Pudgy consists of 8,888 unique penguin-themed avatars created in 2021. After its original founder got caught up in rug pull accusations, it was purchased by Netz in 2022 for $2.5 million. Since then, the family-friendly collection has risen to become one of the top NFT collections in the space. Currently, it has done over 350K ETH in total sales volume or just over 1 billion USD.
Launching a line of physical toys that connect customers to Web3 applications has been one of the major contributors to the collection’s success. In September, Pudgy Penguins announced a partnership with Walmart stores around the U.S. Its current business model is unique in that it enables holders to earn 5% royalties on sales from the physical toys that feature their NFTs.
This isn’t the first time we’ve written about the success of the Pudgy Penguin toys. At the end of March, we reported that nearly 60,000 new wallets had been created from the toys, proving that they were fulfilling their role in onboarding customers to Web3. Each toy comes with a QR code that lets customers claim a “Pengu” avatar that can be used in the Pudgy World metaverse.
As might be expected, the collection has responded well to the recent string of good news. At the time of writing, its sales volume is up over 120% over the past seven days, making it the top collection on OpenSea for the week. Its floor price is currently 12.8 ETH, or just under $38,000.
“Phygital” Products Becoming More Popular in Web3
One of the main drivers of Pudgy Penguins’ success has been the strategy of releasing physical products tied to Web3 technology and experiences.
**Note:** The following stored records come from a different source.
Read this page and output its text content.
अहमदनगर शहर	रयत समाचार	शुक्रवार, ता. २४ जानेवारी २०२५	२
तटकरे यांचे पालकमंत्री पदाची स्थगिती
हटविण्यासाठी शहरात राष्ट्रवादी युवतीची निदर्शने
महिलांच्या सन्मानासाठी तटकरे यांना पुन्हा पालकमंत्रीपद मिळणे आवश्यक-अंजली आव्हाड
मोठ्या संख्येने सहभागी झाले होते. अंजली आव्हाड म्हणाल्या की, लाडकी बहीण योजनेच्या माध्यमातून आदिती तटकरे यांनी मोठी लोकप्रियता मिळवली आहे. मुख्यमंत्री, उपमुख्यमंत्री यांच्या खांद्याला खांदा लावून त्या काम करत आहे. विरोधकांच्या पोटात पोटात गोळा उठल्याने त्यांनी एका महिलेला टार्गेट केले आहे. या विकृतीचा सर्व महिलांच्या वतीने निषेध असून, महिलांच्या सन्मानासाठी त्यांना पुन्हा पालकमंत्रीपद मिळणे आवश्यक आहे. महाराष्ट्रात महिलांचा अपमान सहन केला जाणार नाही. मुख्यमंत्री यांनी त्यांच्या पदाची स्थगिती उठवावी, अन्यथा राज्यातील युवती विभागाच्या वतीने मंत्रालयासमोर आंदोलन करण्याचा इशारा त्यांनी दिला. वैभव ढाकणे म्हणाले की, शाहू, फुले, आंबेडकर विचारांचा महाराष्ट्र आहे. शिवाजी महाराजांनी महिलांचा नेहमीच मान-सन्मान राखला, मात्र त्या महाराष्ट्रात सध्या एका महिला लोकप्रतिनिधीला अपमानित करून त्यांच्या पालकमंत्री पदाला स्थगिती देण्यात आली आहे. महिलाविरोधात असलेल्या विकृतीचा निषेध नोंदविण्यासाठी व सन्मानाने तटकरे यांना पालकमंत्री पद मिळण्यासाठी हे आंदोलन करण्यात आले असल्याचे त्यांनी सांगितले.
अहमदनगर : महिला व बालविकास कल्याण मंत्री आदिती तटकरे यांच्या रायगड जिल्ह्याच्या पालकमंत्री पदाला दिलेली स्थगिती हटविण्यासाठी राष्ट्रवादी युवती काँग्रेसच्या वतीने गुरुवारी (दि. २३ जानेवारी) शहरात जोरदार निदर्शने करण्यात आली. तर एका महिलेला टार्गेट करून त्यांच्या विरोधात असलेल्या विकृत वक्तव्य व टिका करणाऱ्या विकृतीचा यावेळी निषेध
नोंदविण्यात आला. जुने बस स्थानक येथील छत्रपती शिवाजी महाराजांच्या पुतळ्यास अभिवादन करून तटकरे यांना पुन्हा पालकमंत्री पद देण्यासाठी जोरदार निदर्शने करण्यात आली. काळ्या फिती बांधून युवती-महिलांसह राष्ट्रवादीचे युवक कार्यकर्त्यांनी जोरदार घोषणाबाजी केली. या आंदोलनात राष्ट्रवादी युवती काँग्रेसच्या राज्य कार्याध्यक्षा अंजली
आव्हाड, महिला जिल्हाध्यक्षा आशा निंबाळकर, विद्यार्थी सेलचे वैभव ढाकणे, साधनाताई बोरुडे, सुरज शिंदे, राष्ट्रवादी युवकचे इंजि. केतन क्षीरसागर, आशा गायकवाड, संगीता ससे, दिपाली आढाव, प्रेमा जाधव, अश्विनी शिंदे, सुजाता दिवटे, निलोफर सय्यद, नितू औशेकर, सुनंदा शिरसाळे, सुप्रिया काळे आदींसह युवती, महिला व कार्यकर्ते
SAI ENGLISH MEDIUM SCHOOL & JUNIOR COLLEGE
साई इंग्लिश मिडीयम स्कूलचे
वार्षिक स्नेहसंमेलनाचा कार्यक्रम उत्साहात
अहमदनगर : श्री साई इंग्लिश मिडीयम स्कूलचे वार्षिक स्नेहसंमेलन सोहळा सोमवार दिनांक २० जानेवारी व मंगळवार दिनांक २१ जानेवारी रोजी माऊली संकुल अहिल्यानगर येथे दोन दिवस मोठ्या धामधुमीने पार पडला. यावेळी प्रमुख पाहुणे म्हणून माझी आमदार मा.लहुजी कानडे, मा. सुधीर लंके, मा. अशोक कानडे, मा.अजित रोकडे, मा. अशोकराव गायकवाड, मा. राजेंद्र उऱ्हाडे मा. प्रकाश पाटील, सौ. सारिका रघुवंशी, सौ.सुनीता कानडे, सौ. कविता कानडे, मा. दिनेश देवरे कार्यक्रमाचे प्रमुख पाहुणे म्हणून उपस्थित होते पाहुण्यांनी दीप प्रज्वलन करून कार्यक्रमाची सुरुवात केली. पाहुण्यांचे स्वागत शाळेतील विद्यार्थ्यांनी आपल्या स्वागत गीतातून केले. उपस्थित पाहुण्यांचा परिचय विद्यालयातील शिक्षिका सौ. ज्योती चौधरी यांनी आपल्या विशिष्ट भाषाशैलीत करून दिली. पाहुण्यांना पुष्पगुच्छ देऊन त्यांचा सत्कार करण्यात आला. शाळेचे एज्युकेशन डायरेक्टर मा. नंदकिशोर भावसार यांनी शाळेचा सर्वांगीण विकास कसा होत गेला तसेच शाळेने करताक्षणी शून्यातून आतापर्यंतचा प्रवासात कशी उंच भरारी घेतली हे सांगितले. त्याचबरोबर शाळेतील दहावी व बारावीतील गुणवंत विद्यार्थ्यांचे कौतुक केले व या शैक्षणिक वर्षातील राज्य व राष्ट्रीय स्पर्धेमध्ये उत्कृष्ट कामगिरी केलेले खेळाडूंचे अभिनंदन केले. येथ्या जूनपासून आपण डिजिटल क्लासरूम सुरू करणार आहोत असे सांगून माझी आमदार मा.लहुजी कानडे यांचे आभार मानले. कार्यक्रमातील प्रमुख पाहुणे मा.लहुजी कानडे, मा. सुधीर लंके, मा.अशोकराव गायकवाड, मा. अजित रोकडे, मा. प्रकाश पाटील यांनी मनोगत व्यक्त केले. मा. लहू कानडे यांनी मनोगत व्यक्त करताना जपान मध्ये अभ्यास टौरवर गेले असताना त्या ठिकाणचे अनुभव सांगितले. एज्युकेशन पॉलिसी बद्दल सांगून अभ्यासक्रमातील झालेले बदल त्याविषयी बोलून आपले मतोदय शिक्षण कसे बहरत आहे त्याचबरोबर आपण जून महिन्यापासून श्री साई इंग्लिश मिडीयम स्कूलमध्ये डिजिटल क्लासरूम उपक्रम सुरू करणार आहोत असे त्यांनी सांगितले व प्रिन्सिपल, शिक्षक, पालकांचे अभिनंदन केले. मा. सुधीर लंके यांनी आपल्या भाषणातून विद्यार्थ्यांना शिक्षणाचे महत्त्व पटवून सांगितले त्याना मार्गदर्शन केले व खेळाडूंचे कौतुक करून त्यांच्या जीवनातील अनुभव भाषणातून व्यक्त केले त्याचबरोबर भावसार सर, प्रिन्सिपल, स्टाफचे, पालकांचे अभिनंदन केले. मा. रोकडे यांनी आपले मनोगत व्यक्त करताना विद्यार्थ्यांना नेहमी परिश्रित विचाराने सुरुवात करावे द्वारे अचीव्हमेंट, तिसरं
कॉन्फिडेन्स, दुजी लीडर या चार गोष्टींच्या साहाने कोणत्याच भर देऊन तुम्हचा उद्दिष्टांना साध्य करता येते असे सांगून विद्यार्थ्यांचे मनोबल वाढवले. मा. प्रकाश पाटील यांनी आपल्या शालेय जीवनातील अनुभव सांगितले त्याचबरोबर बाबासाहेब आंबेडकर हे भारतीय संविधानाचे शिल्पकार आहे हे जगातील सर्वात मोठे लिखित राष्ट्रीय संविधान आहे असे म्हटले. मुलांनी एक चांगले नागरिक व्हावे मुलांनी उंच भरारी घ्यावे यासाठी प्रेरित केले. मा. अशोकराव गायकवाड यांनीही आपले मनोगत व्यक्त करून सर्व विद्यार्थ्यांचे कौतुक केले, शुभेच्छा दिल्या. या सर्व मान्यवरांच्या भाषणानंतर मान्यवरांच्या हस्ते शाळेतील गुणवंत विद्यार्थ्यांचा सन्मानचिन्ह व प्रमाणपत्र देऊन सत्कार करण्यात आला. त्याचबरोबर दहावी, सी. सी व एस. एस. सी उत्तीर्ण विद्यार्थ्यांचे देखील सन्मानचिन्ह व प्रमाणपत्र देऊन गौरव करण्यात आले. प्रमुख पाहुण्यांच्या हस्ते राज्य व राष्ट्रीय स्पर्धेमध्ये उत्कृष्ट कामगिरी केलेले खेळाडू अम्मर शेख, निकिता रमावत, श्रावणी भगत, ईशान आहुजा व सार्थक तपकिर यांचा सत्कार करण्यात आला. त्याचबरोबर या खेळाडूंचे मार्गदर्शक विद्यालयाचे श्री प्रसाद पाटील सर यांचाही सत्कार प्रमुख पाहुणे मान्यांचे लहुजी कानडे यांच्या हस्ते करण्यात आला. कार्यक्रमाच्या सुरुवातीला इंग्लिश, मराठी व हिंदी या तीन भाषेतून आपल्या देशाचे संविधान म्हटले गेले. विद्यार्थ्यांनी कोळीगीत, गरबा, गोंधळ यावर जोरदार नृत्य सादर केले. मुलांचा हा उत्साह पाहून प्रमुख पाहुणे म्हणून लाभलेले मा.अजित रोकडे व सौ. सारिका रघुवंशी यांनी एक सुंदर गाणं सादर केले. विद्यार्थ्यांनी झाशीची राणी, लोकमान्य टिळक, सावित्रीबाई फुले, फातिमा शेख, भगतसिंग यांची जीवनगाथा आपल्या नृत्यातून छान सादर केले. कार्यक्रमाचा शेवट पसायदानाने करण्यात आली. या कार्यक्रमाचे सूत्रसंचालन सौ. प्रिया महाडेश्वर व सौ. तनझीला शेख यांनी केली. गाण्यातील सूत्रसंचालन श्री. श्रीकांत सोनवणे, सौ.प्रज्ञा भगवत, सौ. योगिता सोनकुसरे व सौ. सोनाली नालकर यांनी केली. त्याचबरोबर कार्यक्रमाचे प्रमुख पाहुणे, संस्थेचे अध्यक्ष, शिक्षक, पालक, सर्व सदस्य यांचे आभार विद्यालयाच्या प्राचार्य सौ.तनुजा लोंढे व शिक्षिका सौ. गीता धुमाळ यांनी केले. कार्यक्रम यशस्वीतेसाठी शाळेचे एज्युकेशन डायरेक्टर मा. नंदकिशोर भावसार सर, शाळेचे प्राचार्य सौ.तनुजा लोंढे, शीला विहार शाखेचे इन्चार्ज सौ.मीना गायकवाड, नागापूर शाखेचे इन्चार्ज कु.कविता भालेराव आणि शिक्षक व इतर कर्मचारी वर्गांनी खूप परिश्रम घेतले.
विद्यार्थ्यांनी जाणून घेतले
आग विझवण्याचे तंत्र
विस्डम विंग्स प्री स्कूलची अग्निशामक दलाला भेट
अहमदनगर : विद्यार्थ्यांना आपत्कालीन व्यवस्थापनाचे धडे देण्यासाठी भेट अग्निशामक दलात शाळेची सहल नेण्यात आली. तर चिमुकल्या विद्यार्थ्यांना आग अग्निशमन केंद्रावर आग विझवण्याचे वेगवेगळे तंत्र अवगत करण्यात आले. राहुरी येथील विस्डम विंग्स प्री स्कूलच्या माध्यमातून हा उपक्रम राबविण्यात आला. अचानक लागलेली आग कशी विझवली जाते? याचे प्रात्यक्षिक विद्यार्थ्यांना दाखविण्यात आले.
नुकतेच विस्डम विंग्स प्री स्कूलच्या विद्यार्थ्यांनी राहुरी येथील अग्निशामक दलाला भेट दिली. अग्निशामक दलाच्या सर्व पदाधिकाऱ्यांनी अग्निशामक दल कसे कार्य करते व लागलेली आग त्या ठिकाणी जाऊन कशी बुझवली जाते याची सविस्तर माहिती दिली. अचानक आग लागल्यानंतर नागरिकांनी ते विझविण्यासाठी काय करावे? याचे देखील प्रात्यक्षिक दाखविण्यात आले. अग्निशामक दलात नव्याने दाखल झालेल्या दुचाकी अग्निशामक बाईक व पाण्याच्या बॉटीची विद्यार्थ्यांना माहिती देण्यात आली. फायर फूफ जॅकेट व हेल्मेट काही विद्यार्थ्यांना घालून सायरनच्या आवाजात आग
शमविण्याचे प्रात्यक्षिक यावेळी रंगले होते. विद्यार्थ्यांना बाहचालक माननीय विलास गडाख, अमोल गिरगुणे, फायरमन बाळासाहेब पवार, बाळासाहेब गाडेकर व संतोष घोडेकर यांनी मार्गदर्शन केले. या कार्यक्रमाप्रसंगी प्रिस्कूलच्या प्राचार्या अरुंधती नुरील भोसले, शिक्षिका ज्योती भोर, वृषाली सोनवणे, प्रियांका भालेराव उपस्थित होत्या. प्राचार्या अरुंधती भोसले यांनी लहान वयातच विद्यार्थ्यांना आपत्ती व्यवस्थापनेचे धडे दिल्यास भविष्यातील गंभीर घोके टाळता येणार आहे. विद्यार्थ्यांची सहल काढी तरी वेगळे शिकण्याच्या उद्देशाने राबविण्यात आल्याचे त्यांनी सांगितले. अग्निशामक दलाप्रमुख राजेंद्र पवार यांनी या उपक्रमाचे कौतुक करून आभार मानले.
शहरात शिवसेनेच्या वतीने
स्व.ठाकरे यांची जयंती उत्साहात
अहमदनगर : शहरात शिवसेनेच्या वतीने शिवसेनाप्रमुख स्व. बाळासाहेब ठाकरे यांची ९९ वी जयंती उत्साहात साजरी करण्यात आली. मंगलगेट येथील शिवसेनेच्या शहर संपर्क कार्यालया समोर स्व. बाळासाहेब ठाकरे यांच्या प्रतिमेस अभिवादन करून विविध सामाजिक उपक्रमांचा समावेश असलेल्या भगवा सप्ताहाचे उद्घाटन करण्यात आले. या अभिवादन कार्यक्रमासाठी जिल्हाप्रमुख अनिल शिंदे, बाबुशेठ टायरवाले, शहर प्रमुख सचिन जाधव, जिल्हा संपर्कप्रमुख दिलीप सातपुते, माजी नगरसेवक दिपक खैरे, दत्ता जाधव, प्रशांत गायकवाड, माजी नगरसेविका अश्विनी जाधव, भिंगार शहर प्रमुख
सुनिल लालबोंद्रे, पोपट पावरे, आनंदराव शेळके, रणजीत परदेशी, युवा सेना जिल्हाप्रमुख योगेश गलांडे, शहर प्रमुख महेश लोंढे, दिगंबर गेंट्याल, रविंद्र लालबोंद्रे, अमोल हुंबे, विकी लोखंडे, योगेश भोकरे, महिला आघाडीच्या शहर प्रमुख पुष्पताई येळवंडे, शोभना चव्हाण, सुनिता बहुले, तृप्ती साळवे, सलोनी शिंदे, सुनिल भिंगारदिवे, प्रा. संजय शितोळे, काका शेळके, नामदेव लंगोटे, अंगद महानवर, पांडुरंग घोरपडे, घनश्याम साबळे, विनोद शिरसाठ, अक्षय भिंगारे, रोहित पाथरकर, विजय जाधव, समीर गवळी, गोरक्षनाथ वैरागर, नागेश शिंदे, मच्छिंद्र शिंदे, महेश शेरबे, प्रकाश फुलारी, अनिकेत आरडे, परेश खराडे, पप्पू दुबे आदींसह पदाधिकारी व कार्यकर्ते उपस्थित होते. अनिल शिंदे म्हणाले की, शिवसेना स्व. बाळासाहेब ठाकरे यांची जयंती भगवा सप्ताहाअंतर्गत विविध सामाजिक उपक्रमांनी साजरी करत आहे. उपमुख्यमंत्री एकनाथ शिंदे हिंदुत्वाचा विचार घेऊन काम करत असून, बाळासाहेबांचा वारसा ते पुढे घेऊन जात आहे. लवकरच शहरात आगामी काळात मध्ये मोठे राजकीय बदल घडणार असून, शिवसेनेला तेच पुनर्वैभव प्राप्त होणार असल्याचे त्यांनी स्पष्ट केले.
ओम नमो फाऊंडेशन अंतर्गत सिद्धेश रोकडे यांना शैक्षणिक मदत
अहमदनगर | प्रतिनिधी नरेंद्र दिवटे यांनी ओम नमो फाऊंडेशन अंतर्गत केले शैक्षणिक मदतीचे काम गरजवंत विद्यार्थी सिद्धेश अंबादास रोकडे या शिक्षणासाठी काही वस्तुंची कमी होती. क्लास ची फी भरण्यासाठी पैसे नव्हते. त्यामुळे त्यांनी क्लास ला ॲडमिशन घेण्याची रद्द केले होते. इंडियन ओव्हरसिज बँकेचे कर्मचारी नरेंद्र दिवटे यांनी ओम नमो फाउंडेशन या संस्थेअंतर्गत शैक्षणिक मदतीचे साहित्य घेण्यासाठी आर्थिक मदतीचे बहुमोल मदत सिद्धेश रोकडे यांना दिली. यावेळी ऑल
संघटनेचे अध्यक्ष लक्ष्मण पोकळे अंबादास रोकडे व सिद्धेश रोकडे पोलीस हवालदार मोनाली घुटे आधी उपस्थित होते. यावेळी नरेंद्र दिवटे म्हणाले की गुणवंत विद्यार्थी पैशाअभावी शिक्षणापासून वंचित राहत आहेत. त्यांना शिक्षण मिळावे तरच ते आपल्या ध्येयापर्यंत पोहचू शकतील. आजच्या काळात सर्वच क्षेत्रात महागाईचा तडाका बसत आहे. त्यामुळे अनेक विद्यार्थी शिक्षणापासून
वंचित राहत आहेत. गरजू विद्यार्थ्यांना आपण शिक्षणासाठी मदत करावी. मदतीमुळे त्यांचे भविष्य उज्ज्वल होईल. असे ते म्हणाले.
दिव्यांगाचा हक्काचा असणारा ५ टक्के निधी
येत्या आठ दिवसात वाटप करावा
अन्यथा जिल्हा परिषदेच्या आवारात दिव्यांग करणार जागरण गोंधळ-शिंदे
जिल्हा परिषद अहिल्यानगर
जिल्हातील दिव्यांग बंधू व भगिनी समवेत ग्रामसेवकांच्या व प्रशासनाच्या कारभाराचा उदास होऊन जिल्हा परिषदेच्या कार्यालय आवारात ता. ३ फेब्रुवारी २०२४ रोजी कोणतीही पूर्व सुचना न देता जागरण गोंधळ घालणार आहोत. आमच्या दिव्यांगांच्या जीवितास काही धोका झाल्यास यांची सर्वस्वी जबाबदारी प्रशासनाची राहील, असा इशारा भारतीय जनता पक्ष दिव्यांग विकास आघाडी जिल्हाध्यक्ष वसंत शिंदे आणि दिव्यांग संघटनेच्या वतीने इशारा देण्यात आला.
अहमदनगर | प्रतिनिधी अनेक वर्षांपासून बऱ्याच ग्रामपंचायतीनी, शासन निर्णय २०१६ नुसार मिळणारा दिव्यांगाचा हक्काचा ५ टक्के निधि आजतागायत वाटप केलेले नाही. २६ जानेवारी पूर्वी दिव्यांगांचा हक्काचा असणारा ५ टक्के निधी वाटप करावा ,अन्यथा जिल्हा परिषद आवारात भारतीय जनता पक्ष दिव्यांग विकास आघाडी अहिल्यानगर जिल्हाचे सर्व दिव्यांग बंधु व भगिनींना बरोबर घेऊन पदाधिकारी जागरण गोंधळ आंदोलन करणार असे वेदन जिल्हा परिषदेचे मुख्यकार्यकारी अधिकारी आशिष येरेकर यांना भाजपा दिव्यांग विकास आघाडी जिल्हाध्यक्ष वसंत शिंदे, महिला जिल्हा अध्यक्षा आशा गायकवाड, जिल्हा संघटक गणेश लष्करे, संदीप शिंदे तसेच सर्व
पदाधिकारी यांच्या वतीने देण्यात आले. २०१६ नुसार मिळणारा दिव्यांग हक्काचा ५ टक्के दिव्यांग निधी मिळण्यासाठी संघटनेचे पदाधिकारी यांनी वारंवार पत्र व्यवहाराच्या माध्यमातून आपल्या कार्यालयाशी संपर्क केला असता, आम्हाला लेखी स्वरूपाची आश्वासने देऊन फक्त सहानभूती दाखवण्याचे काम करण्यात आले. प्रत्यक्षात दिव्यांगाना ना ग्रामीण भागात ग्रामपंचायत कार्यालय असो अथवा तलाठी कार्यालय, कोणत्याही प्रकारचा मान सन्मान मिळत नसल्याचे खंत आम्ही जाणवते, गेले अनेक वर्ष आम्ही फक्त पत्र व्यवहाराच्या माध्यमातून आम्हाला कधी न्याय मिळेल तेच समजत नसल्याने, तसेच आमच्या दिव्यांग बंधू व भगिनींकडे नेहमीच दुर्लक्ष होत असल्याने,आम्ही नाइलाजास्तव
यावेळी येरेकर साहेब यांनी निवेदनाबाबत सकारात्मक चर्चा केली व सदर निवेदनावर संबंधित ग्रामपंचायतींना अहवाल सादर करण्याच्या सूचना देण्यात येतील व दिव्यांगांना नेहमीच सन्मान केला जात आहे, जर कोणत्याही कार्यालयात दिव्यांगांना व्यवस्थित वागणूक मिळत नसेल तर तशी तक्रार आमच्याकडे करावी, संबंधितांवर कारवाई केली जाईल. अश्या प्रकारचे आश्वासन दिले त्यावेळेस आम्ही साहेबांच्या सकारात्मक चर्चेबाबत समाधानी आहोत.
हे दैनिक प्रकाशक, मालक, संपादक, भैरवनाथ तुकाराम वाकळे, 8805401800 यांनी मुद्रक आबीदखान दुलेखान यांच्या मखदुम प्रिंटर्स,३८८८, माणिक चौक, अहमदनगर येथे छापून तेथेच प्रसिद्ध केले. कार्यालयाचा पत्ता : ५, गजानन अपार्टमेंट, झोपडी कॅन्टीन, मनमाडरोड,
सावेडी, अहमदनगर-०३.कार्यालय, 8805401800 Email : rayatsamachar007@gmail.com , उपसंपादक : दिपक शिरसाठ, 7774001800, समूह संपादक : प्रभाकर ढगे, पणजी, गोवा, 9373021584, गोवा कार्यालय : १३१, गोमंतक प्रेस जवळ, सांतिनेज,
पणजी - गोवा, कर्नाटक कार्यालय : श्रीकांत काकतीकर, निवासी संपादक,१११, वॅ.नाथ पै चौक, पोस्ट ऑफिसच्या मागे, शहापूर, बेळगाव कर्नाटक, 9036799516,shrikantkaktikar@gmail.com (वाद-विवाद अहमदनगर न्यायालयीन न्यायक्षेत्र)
This concept of bridging the physical and digital worlds via Web3 tech, often referred to as “phygital,” has become increasingly popular in Web3. At Rarity Sniper, we’ve covered dozens of articles about brands, creators, and companies launching phygital products. Here are three recent stories.
First, on May 2nd, Casio partnered with Astar Network for a new NFT collection celebrating its 50th anniversary. The NFTs were inspired by Casio watches, and 10 collectors of the digital assets had the chance to win a limited-edition, physical Casio “G-Shock” watch.
Next, on April 24th, the former first lady of the U.S., Melania Trump, released a gold necklace for Mother’s Day that comes with an accompanying NFT. The necklaces can be personalized to create a 1:1 piece of jewelry. They are priced at $245 apiece.
Finally, on April 22nd, Louis Vuitton unveiled a new leather-jacket designed by Pharrell Williams that’s linked to an Ethereum-based NFT collection. The jacket was only made available to 200 holders of LV’s ‘VIA Treasure Trunk’ NFT collection.
Tying NFTs to physical products has several benefits, not least of which is the NFTs serve as certificates of authenticity and ownership. In Pudgy Penguins’ case, its line of physical toys are also helping to onboard non-Web3 natives into the space and expand the brand’s name recognition around the U.S. and world. At Rarity Sniper, we’ll be on the lookout for any updates to the story.